The application of hypertext technology and the possibility to display digital facsimiles in establishing electronic dossiers génétiques, provides the editor with a multiplicity of ways in which s/he can regroup a series of documents which are akin to each other on the basis of resemblance or difference. The experiments with proprietary software systems (Hypercard, Toolbook, Macromedia, PDF, etc.), however, are too much oriented towards display, and often do not comply with the rule of "no digitization without transcription" (Robinson 1997).

Further, the TEI solutions for the transcription of primary source material do not cater for modern manuscripts because the current (P4) and previous versions of the TEI have never addressed the encoding of the time factor in text. Since a writing process by definition takes place in time, four central complications may arise in connection with modern manuscripts and should thus be catered for in en encoding scheme for the transcription of modern primary source material. The complications are the following:

  1. Its beginning and end may be hard to determine and its internal composition difficult to define (document structure vs. unit of writing): authors frequently interrupt writing, leave sentences unfinished and so on.
  2. Manuscripts frequently contain items such as scriptorial pauzes which have immense importance in the analysis of the genesis of a text.
  3. Even non-verbal elements such as sketches, drawings, or doodles may be regarded as forming a component of the writing process for some analytical purposes.
  4. Below the level of the chronological act of writing, manuscripts may be segmented into units defined by thematic, syntactic, stylistic, etc. phenomena; no clear agreement exists, however, even as to the appropriate names for such segments.

These four complications are exactly the ones the TEI Guidelines cite when trying to define the complexity of speech, emphasizing that "Unlike a written text, a speech event takes place in time." (Sperberg-McQueen and Burnard 2001: 254).
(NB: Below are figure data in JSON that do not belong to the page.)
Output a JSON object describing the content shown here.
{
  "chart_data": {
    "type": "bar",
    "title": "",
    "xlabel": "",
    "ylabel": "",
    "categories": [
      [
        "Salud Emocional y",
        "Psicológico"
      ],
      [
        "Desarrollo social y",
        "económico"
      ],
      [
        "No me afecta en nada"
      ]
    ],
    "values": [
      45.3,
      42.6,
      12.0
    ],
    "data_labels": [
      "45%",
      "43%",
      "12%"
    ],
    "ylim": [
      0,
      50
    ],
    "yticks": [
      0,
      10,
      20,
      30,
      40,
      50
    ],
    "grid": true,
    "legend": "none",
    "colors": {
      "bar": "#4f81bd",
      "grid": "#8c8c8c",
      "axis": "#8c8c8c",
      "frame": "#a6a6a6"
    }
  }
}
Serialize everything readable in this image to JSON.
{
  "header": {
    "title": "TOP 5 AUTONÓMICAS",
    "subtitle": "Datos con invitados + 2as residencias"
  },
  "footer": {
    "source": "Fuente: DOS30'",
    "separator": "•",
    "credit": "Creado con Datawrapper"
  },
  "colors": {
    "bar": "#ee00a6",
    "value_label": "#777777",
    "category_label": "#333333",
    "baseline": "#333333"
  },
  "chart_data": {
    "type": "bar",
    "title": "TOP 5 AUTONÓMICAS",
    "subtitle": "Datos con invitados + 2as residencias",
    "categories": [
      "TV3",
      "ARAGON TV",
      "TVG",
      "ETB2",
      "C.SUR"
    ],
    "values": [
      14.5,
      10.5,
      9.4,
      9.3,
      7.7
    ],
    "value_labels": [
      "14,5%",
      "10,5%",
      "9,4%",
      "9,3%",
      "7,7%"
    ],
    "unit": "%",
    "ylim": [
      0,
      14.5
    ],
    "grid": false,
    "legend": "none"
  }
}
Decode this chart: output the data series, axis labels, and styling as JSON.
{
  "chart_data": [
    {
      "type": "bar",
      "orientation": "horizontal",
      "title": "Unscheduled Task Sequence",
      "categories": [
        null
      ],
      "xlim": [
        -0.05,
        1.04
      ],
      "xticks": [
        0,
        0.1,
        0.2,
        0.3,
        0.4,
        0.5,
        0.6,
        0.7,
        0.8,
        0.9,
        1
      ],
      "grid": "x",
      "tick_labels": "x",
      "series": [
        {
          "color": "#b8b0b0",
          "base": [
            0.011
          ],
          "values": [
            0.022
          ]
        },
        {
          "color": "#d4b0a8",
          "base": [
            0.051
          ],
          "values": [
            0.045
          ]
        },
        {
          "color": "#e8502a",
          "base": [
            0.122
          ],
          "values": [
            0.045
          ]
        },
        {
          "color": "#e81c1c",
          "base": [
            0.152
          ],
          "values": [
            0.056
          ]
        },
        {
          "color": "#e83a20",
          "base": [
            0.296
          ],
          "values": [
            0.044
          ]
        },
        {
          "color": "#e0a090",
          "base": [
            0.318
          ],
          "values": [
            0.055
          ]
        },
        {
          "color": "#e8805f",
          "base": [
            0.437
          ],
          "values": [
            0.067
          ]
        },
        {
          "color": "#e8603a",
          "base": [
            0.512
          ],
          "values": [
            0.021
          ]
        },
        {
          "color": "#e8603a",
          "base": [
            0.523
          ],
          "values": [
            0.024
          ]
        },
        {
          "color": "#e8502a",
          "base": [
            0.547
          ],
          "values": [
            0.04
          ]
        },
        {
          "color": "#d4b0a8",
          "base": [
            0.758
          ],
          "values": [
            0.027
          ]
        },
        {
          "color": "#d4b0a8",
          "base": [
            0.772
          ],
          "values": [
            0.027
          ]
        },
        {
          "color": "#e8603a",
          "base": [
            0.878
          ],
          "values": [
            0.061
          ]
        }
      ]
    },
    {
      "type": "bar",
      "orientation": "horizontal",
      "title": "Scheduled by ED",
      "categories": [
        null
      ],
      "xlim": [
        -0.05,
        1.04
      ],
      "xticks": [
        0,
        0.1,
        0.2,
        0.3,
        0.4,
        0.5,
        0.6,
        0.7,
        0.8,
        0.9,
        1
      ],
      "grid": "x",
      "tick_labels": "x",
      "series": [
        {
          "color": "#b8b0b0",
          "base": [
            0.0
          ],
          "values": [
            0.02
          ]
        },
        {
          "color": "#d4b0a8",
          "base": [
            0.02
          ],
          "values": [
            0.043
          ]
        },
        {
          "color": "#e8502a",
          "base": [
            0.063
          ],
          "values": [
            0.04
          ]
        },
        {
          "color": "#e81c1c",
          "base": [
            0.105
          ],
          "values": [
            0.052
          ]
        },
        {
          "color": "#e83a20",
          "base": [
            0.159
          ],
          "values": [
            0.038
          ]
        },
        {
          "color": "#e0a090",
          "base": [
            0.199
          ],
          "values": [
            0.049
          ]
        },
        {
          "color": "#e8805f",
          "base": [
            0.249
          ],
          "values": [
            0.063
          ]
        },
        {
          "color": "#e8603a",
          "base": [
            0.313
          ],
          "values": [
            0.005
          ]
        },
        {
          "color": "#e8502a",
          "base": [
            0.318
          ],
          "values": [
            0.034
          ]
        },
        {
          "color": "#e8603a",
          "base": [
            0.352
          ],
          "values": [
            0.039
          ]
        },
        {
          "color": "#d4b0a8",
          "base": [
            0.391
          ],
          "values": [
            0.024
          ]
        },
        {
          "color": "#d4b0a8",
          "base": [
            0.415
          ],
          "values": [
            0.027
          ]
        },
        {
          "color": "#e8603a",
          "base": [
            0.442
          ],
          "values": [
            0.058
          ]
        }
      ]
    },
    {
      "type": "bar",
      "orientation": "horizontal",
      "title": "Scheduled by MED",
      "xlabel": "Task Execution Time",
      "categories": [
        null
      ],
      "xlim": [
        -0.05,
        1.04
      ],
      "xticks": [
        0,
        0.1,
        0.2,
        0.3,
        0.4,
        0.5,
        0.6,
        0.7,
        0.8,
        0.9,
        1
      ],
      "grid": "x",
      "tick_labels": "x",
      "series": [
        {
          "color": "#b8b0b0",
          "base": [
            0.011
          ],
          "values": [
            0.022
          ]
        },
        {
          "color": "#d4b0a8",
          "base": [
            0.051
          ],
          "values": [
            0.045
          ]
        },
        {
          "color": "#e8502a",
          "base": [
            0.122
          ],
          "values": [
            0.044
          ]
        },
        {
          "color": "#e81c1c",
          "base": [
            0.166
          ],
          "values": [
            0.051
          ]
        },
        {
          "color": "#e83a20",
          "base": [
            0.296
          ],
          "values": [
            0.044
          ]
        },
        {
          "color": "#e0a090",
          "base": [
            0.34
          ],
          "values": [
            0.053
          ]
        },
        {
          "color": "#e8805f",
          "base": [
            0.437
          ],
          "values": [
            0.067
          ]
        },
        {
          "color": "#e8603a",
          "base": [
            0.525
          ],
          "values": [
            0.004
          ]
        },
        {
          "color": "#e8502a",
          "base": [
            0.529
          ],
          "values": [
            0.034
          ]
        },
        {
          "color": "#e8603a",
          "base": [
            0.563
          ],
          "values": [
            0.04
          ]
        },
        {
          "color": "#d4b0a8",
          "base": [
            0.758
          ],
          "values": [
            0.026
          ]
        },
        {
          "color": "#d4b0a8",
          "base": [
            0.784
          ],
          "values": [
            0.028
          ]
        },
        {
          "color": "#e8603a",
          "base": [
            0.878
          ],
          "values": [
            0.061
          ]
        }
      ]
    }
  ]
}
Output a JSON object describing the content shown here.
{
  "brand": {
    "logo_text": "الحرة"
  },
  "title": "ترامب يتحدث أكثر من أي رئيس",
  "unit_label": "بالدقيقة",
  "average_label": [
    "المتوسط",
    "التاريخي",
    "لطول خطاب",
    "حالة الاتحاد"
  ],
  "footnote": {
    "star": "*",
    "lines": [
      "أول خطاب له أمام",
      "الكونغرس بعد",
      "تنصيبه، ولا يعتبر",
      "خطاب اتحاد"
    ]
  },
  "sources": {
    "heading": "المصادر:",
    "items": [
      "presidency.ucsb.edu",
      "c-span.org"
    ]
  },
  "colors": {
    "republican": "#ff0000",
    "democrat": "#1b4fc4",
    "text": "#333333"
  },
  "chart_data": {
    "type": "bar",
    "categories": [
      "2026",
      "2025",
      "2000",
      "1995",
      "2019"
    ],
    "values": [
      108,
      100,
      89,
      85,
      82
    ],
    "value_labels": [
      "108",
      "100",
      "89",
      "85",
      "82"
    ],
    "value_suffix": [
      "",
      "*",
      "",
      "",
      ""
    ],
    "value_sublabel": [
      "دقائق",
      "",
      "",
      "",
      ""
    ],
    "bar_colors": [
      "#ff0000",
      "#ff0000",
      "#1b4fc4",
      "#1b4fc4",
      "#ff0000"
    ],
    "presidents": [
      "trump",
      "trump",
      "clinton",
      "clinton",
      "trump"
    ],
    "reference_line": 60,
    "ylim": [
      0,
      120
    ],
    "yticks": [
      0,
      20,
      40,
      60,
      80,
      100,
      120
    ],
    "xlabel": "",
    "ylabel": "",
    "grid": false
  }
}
This may suggest that the markup solutions employed in the transcription of speech could prove useful for the transcription of modern manuscripts, in particular the chapter in the TEI Guidelines on Linking, Segmentation, and Alignment (esp. 14.5. Synchronization).

This paper will deal with the practicalities underlying the production of electronic scholarly editions and will report on the results of a research stay at the Wittgenstein Archives in Bergen with a EU Research Infrastructure grant in June-July 2002.